The bodies began to convulse and the flesh began to split. The bodies bent unnaturally as their bones began to move. First, their spines ripped broke the skin before their hands moved over and torn their wounds open. Blood and guts gushed over the flagstones, wetting Lahabiel's feet. The sensation made the corner of his smile grow.

In a matter of minutes, the ten glossy black skeletons stood in the ruins of flesh and meat. Their bodies were unmarred by filthy mortal blood.

"Rearm yourselves," Lahabiel said in the dialect of angels.

While Jogun did not speak Heavianic, he still understood it. His black hollow eyes watched as the skeletons, drone-like, wade through the shallow sea of blood. They found stone weapon racks. Their contents, long rusted, turned black in their hands. Longswords, shortswords, and maces. All obsidian.

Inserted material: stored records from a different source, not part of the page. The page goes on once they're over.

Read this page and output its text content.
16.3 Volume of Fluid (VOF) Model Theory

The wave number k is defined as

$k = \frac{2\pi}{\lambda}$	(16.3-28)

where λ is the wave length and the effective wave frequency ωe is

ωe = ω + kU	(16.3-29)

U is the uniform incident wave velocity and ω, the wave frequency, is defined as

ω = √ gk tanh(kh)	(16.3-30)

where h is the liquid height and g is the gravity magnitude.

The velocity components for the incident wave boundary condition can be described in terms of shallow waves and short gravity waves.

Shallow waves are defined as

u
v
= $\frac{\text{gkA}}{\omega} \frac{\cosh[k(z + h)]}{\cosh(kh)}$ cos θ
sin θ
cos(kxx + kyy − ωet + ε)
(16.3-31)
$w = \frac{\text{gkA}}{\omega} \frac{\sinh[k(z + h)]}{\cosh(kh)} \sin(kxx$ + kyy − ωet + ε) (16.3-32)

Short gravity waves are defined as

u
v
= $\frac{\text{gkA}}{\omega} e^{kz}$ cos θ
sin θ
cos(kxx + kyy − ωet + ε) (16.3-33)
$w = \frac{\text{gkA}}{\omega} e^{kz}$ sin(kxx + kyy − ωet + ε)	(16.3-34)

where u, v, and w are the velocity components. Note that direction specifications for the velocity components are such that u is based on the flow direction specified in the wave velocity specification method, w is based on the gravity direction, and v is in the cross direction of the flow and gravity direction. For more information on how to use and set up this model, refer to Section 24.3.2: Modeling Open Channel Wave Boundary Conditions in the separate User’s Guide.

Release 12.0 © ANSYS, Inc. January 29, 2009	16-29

As they did that, Lahabiel dropped another mass of fog onto the ground. It infected the remaining bodies and they danced more wildly than the skeletons had. Also unlike the skeletons, their transformations were done within mere seconds. They did not become Black Ones, instead, they became snarling zombies. Fresh, they snarled at each other before they whimpered at the fallen angel.

"Let us go," Lahabiel said. Smiling like a pride father. "Let us renew the world."